A 4-part series on how employers can fix the healthcare system.
Part 1 | Setting the Stage
Let’s talk about why healthcare never seems to get “fixed,” despite the promises of private companies and politicians. Before diving into the messy details, I’m going to state 4 things that all Americans can probably agree on:
1. We all need access to healthcare to promote wellbeing, long life, and acute care when the unforeseen occurs.
2. We agree to appropriately compensate our care providers for the work and research performed.
3. We can limit our need for healthcare with proactive self-care: diet and exercise, etc.

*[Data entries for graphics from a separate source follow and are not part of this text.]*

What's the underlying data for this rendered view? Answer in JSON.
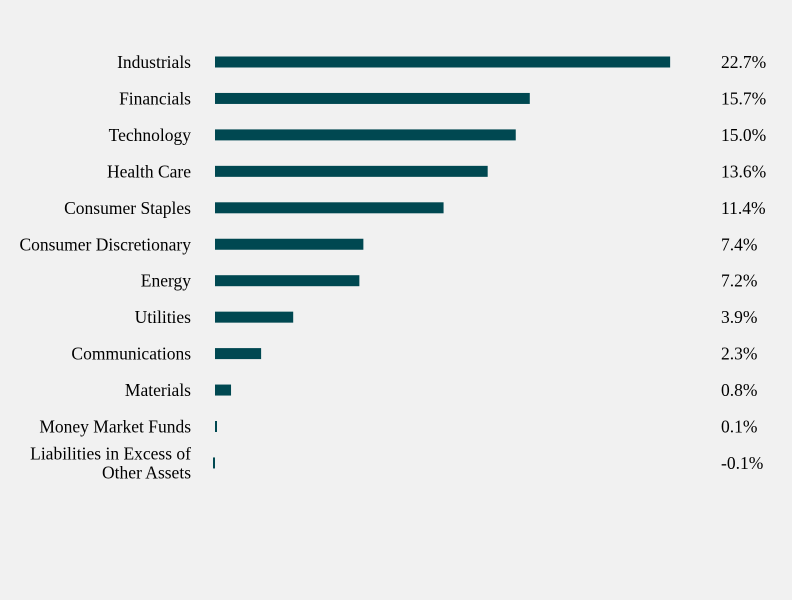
{
  "chart_data": {
    "type": "bar",
    "orientation": "horizontal",
    "categories": [
      [
        "Industrials"
      ],
      [
        "Financials"
      ],
      [
        "Technology"
      ],
      [
        "Health Care"
      ],
      [
        "Consumer Staples"
      ],
      [
        "Consumer Discretionary"
      ],
      [
        "Energy"
      ],
      [
        "Utilities"
      ],
      [
        "Communications"
      ],
      [
        "Materials"
      ],
      [
        "Money Market Funds"
      ],
      [
        "Liabilities in Excess of",
        "Other Assets"
      ]
    ],
    "values": [
      22.7,
      15.7,
      15.0,
      13.6,
      11.4,
      7.4,
      7.2,
      3.9,
      2.3,
      0.8,
      0.1,
      -0.1
    ],
    "value_labels": [
      "22.7%",
      "15.7%",
      "15.0%",
      "13.6%",
      "11.4%",
      "7.4%",
      "7.2%",
      "3.9%",
      "2.3%",
      "0.8%",
      "0.1%",
      "-0.1%"
    ],
    "bar_color": "#004851",
    "background_color": "#f1f1f1"
  }
}
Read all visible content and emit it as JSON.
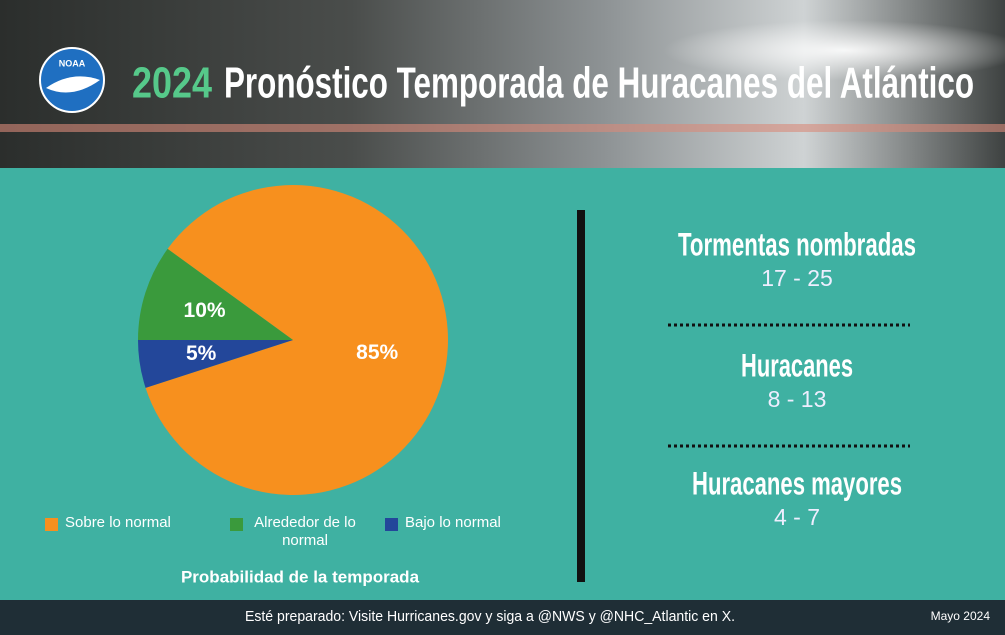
{
  "header": {
    "logo": "NOAA",
    "year": "2024",
    "title": "Pronóstico Temporada de Huracanes del Atlántico"
  },
  "chart_data": {
    "type": "pie",
    "categories": [
      "Sobre lo normal",
      "Alrededor de lo normal",
      "Bajo lo normal"
    ],
    "values": [
      85,
      10,
      5
    ],
    "value_labels": [
      "85%",
      "10%",
      "5%"
    ],
    "colors": [
      "#f7901e",
      "#3a9a3c",
      "#23479a"
    ],
    "caption": "Probabilidad de la temporada"
  },
  "stats": [
    {
      "label": "Tormentas nombradas",
      "range": "17 - 25"
    },
    {
      "label": "Huracanes",
      "range": "8 - 13"
    },
    {
      "label": "Huracanes mayores",
      "range": "4 - 7"
    }
  ],
  "footer": {
    "text": "Esté preparado: Visite Hurricanes.gov y siga a @NWS y @NHC_Atlantic en X.",
    "date": "Mayo 2024"
  }
}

4. We can limit our cost of healthcare through patient-informed and efficient use of our healthcare system.
Do you agree? If so, read on. These four statements are seemingly common-sense, but over the past 41 years, the healthcare industrial complex has spent billions of dollars trying to solve these four simple statements.
Not by providing care. These billions were spent just for perceived cost containment.
How’s that going?
Today, we still depend on the same broken 40-year-old-model, based on provider networks.
My goal in this article is to make the case that price transparency, our latest attempt to fix healthcare costs, isn’t going to help much, if at all. To set the stage, we need to go back to the beginning.
Where did the “modern healthcare system” come from?
In the early 1970s and 1980s, provider organizations (e.g., PPO, HMO) were formed to steer patients to participating providers so insurance carriers would receive a discount. The idea at the time: lower prices in exchange for higher volume of patients.
As these networks pursued growth (and the public demanded broader access) the largest networks swelled to comprise 99% of care providers in many given regions. This quick growth resulted in little-to-no steerage and, resultantly, no price control. Instead, we’ve watched our health insurance premiums increase by 8% – 30% per year for decades.
Compounded, we’ve experienced a 250%+ increase in just the last 10 years.
Even as we’re now paying double for our healthcare, we’ve also seen our patient responsibility increase 1000% when we want to use our health plan. Deductibles that were once $500, are now $2,500, $5,000, up to $8,700 (the 2022 maximum out -of-pocket).
Amazingly, during this 40-year stretch, care providers have not been required to inform the patient of the cost of their service prior to services being rendered. Patients are pretty much blind to the cost when they seek and receive care. The real pain starts when a shockingly high bill shows up in the mail for patient’s responsibility.
This is a problem when the total cost of a four-hour spinal surgery can cost more than a Tesla Model S Plaid ($130,000).
However, most of us don’t care about the total cost. We just want to know; what is my cost? When you receive a medical bill, where do your eyes go? I look at the total cost, shake my head, and immediately look at the bottom of the bill. What’s my cost? It’s a $130,000 bill and I only need to pay $3,000? What a deal!
But is it? Who paid the remaining $127,000?
The real answer: You did.
Most of us have employer provided health insurance. In fact, eighty percent of us pay for healthcare through a group plan sponsored by our employer. So… where did the $127,000 go?
First, $130,000 was not the real price for the procedure. For 40 years, hospitals have agreed to a “network discount” calculated as a percentage-off the top line charge. While other non-healthcare industries offer discounts, it’s typically clear what the end price will be because you know the top line charge.
How is this different for healthcare? Well, in the healthcare industry:
- You don’t know the top line charge. Discount off what?
- You don’t know what other hospitals will charge. What is the right (or best) price?
- Healthcare is an emotionally influenced decision. What is my well-being worth?
- You’re billed post service.
- Your cost is limited to patient responsibility (deductible / coinsurance).
So, how are you paying the remaining $127,000? It’s actually fairly simple.
It’s coming out of your paycheck and eating away at higher take-home pay.
Your employer is rightfully working to maximize bottom-line profit, but healthcare (for the last 40 years) has been chipping away at it. Today, it’s not chipping away, it’s a wrecking ball. Healthcare is the second largest expense (behind payroll) for the majority of service industry employers. This stat holds true for manufacturers if you back-out the cost of goods sold. Your company is simply not going to absorb a 250% increase over 10 years. So, you may have got a raise, but your healthcare payroll deduction eats it up.
Is medical price transparency the answer to our broken healthcare system? Part 2 in this series will explore why new legislation may not do what it is intended to, and why provider compliance is going to be a huge issue.